La noción de trabajo gustoso permite a Juan Ramón romper la habitual oposición instaurada entre el trabajo, entendido como imposición y alienación, y el ocio, comprendido como actividad realizadora de la propia personalidad que ejecutamos libre y gozosamente: "Cuándo le llegará al mundo el instante en que el ocio sea trabajo dulce y lleno" (Jiménez, 2011 [1915-1920], p. 62). Por no ser una actividad forzosa e impuesta, el trabajo gustoso no nos obliga a estar descontentos. Más bien, como actividad en la que llegamos a ser lo que vocacionalmente somos, es jovial y dichosa: "Siempre he sido feliz trabajando y viendo trabajar a gusto y con respeto" (Jiménez, 1982 [1936], p. 25). El objetivo principal de la política es facilitar la sociedad del "trabajador esquisito y vocativo" (Jiménez, 1982 [1941], p. 74), una sociedad de trabajadores gustosos, en la que predomine el gusto por el trabajo. Juan Ramón detecta que un gran problema de España es lo extendida que está la diferencia entre la vocación de los individuos y el trabajo real que realizan. Cuando esto ocurre, los individuos hacen mal su trabajo, sin gusto, deseando librarse de él para dedicarse a las actividades que realmente les gustan. Una nación así pone en peligro su progreso material y espiritual. En vez de estar comprometidos con gusto a su trabajo, en España,
[...] nadie tiene una verdadera afición a su carrera o a su oficio. El sastre toca el acordeón; el médico hace jaulas, rinconeras, una carpintería florida y lamentable; el abogado compone relojes; el injeniero organiza fiestas relijiosas y procesiones de carnavales; el notario da recetas a sus amigos [...] la obligación se cumple de cualquier modo, de prisa, con mal humor, suspirando por horas libres para hacer todo lo que no sea lo debido. (Jiménez, 1961 [1913-1927], p. 287)

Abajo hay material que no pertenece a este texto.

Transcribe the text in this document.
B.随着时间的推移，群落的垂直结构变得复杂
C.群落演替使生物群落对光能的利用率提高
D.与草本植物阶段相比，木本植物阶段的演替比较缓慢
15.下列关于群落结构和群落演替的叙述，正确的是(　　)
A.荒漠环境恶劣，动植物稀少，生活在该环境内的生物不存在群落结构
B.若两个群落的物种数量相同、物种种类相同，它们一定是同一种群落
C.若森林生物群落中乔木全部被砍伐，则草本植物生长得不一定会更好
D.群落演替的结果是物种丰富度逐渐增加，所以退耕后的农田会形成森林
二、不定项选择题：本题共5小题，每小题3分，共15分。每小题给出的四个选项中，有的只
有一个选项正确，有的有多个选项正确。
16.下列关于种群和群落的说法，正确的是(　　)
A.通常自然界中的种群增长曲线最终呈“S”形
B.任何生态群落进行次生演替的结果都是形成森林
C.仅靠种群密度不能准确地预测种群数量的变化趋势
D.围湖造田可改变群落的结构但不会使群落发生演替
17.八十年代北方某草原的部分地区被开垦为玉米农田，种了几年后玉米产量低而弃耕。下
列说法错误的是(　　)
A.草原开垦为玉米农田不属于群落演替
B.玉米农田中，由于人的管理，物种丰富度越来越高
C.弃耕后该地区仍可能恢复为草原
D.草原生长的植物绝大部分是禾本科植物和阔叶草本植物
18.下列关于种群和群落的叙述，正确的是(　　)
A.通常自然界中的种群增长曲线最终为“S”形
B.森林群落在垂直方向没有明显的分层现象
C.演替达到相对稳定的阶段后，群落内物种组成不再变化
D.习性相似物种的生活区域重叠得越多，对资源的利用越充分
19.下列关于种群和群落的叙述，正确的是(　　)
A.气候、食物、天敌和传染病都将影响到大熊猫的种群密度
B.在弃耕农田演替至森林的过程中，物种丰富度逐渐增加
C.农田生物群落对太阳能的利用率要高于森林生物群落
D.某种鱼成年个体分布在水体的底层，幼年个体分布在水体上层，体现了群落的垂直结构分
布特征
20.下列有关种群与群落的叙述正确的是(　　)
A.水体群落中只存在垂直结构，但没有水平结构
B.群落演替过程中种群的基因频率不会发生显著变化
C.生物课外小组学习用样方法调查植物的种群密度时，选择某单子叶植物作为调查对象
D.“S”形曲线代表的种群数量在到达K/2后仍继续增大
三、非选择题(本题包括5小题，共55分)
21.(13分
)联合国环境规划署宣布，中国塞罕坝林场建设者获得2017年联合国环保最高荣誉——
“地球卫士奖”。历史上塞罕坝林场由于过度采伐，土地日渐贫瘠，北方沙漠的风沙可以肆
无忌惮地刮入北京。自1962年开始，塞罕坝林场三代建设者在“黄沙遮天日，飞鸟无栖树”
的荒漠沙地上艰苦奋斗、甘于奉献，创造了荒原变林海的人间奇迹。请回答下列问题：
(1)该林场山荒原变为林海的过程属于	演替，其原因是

7. Comunismo, individualismo y amor
La ética y la política poéticas de Juan Ramón se condensan en la noción de ‘trabajo gustoso’. Este concepto implica que una nación en forma debe estar compuesta por trabajadores gustosos, unos trabajadores que hayan convertido su trabajo en su propia autorrealización vocacional. Por eso, la conferencia Política poética que dictó Juan Ramón en 1936 fue llamada luego por él mismo El trabajo gustoso. Para él eran expresiones intercambiables. Una sociedad auténticamente humanizada solo puede fundarse sobre el trabajo gustoso. La ética juanramoniana culmina en el trabajo vocacional gustoso, y su concepto de ordenamiento político, ante todo, tiene que garantizar la práctica de dicho trabajo. Este orden político ideal es lo que Juan Ramón llama ‘comunismo’: "Así entiendo yo el comunismo: que cada cual trabaje en lo que le guste" (Jiménez, 2013 [1935], p. 205). Y añade que "una verdadera república de ‘trabajadores’, un ‘comunismo posible’, sería, para mí, aquel en que cada uno trabajase ‘sin prisa ni descanso’ en su vocación fundamental" (Jiménez, 1982 [1933], p. 16). Este comunismo juanramoniano contiene "las dos grandes ideas sociales: democracia y comunismo", de manera que representa "una fusión con lo mejor de las dos" (Jiménez, 1983 [1940], p. 162). La organización política ideal consiste entonces en "unir una economía de tipo comunista puro con un respeto colectivo a la libertad individual de pensamiento", y si esta unión se consumase "la sociedad humana podría ser todo lo feliz que el hombre es capaz de ser" (Jiménez, 1982 [1942-1945], p. 431). El ideal sociopolítico juanramoniano pretende reunir la dimensión económica del comunismo, que defiende lo colectivo y comunitario como valor principal, y el aspecto ético/social de la democracia, que promueve la libertad individual como valor supremo. Con ello, se podrían satisfacer las necesidades materiales primordiales del ser humano, lo que le posibilitaría la libertad que necesita para dedicarse a trabajar creativa y gustosamente en su vocación, verdadero objetivo del aristócrata juanramoniano. Este ideal se resume en un "colectivismo económico suficiente que dejase libre para el cultivo interior nuestra intelijencia más sensitiva", pues "si el hombre tiene resuelta suficientemente su necesidad completa material, ¿qué no inventará con la hermosura libre?" (Jiménez, 1961 [1949], p. 258).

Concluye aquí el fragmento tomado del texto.